The W Shanghai was just over two months old when I stayed there at the beginning of October. There was a lot of buzz surrounding the flashy new, 374-room, 35-suite property, and it was a major national holiday, which I think is why rates were rather high at the time, starting at nearly $400.
The lowest rate I could find was $385 per night for a Wonderful Room, which came to $449 including charges and taxes. There was one smaller category, Cozy, but none of those rooms were available for my dates. As an SPG member, I qualified for an exclusive flexible rate that was actually $5 cheaper than the regular flexible rate and would still allow me to cancel up to two days before my stay.

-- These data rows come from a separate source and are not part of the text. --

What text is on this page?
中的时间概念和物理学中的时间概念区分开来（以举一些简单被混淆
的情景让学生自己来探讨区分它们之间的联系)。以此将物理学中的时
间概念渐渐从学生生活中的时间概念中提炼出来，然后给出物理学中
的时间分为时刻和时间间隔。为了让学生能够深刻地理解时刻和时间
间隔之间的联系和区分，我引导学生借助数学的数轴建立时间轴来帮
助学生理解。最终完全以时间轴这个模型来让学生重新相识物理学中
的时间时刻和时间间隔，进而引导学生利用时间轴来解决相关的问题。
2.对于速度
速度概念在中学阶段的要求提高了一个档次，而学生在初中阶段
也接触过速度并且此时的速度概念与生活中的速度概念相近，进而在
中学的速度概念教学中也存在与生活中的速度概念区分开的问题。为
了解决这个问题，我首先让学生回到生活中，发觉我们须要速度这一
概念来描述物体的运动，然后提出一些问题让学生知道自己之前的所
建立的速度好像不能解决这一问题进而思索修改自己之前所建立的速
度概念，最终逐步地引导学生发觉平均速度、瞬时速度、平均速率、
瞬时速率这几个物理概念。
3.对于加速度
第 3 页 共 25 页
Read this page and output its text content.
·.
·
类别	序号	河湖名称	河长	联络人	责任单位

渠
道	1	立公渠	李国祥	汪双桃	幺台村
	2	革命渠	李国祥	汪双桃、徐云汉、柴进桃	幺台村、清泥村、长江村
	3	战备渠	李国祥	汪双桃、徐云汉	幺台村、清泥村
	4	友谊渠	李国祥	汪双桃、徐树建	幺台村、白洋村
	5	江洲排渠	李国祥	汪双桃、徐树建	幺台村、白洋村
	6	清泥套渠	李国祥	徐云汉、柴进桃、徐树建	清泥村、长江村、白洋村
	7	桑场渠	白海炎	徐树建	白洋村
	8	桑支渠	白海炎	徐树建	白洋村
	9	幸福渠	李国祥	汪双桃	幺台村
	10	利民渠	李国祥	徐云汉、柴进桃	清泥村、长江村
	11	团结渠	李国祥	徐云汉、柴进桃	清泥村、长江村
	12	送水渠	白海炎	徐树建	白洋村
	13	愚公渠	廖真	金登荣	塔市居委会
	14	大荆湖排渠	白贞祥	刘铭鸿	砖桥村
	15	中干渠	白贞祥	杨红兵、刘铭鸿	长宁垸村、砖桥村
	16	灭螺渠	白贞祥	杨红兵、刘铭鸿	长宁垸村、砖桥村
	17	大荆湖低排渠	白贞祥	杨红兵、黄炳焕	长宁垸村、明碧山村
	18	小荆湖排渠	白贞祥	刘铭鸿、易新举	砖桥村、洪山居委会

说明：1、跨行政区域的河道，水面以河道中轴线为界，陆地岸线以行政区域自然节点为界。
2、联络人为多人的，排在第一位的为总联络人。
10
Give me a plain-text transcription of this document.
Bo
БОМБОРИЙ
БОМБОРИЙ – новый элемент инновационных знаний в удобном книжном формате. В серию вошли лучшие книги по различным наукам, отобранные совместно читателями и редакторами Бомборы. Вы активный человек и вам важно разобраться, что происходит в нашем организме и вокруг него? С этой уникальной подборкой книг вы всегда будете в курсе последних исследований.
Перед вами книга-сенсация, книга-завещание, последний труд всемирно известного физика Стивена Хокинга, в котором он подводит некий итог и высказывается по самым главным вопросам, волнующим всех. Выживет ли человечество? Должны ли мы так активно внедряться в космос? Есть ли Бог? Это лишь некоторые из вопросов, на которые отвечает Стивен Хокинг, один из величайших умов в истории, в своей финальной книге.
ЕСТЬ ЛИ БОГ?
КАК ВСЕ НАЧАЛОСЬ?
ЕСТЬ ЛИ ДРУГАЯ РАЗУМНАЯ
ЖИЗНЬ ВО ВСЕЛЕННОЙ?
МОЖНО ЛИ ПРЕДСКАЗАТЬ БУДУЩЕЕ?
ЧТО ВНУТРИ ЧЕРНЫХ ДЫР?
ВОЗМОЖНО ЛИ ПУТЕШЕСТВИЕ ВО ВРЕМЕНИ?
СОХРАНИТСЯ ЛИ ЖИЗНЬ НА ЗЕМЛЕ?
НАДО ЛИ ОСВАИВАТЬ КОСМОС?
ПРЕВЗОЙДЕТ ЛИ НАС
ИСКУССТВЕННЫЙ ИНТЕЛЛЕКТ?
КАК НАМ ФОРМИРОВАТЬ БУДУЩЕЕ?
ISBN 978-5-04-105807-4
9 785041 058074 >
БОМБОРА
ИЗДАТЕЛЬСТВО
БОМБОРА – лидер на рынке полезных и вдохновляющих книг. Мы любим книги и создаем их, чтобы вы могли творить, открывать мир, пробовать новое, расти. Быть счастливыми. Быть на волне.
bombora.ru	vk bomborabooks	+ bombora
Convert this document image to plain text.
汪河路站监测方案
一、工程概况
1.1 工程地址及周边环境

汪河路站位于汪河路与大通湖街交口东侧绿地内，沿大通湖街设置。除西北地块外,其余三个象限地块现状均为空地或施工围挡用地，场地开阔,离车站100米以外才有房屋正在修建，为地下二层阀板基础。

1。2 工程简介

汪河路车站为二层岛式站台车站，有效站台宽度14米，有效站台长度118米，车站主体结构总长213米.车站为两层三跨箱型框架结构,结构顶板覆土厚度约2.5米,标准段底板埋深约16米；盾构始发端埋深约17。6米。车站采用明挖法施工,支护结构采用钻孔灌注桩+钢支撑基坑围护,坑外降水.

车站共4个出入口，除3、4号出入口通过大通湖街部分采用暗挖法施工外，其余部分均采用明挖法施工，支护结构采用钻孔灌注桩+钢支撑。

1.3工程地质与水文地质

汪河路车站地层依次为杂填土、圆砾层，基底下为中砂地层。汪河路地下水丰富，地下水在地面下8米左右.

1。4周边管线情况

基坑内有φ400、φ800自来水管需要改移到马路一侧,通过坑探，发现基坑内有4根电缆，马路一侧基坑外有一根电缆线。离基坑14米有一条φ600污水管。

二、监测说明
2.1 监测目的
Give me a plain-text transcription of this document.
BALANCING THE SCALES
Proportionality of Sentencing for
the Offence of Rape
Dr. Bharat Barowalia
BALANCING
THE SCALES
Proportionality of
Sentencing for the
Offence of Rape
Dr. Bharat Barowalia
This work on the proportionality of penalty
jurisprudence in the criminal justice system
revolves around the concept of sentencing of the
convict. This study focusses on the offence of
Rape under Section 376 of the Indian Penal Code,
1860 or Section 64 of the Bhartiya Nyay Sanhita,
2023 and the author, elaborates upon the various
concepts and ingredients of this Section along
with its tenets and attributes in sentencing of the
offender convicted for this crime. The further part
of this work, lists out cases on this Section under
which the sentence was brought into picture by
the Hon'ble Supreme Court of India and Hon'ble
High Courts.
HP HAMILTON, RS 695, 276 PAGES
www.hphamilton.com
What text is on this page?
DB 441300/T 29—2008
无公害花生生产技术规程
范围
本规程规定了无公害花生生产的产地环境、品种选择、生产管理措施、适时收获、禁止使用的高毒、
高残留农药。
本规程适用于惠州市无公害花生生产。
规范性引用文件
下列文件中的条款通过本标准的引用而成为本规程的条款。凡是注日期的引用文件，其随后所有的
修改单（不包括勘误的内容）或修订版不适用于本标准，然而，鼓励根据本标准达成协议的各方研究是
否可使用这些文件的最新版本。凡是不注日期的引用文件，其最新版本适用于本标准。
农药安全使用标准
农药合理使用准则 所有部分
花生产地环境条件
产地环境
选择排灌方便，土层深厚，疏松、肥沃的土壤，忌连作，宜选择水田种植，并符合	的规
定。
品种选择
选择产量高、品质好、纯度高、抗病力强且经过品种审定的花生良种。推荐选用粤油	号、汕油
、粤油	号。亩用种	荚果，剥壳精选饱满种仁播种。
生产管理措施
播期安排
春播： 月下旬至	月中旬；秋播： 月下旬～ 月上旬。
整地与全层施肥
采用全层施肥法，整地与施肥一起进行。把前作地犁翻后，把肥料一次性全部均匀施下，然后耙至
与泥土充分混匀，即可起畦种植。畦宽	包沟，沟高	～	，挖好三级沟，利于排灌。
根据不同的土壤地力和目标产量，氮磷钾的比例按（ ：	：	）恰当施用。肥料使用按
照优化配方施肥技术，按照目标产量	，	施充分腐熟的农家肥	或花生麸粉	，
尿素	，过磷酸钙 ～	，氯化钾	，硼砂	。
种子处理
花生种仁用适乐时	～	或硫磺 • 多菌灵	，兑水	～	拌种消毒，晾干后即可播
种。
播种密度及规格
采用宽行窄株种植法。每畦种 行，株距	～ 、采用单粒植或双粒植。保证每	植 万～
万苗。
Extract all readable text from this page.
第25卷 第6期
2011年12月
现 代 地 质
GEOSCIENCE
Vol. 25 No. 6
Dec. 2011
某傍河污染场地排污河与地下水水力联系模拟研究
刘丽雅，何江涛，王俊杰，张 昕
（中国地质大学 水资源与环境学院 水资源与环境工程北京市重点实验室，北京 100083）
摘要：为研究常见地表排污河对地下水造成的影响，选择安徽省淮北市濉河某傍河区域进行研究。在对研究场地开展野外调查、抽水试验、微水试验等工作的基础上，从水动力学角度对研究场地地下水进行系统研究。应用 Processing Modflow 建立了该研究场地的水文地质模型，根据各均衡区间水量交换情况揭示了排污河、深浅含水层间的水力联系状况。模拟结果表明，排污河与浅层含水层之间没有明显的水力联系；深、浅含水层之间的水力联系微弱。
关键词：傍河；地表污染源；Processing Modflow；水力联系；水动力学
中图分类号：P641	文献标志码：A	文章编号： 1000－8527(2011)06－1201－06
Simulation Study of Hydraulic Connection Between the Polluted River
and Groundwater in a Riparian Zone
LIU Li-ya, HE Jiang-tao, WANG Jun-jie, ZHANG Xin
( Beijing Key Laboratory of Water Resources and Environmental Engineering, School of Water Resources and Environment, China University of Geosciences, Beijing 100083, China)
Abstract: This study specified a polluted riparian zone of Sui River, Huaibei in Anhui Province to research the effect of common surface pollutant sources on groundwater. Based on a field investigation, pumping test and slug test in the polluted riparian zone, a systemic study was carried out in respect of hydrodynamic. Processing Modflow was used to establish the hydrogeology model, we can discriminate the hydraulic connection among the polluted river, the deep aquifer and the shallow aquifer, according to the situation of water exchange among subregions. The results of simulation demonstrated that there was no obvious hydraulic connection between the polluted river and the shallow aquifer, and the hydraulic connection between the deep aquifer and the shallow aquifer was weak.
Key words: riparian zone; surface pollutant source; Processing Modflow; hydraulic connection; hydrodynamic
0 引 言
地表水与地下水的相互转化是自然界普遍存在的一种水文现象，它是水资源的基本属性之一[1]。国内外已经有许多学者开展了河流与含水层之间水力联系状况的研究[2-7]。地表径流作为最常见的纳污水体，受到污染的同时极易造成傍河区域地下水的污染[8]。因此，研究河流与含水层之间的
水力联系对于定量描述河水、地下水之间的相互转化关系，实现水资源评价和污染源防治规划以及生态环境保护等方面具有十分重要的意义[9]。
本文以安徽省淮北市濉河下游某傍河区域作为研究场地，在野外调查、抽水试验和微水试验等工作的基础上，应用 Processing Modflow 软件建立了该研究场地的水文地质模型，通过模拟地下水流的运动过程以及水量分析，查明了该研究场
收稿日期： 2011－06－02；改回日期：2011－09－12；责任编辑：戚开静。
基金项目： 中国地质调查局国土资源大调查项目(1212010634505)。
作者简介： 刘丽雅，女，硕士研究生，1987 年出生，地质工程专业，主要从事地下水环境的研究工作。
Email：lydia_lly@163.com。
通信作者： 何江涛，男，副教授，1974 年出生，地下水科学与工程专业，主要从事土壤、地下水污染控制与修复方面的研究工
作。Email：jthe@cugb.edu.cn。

I briefly considered spending more on a Cool Corner Room with a view of the Bund waterfront area, which would have been $501 per night, but in the end I decided against it. My Wonderful Room was only marginally less spacious at 495 square feet compared to the Cool Corner Room’s 560 square feet, and I could always walk outside to experience the city.
I earned three Starpoints per dollar, thanks to my SPG Gold elite status. I considered using my Starwood Preferred Guest® Credit Card from American Express or my Starwood Preferred Guest® Business Credit Card from American Express to earn an additional two points per dollar for five points total per dollar. Based on TPG’s current valuation of Starpoints, that amounted to a 13.5% return on spending. In the end, however, I decided to use my Chase Sapphire Reserve instead and earn three Ultimate Rewards points per dollar on top of the three Starpoints per dollar.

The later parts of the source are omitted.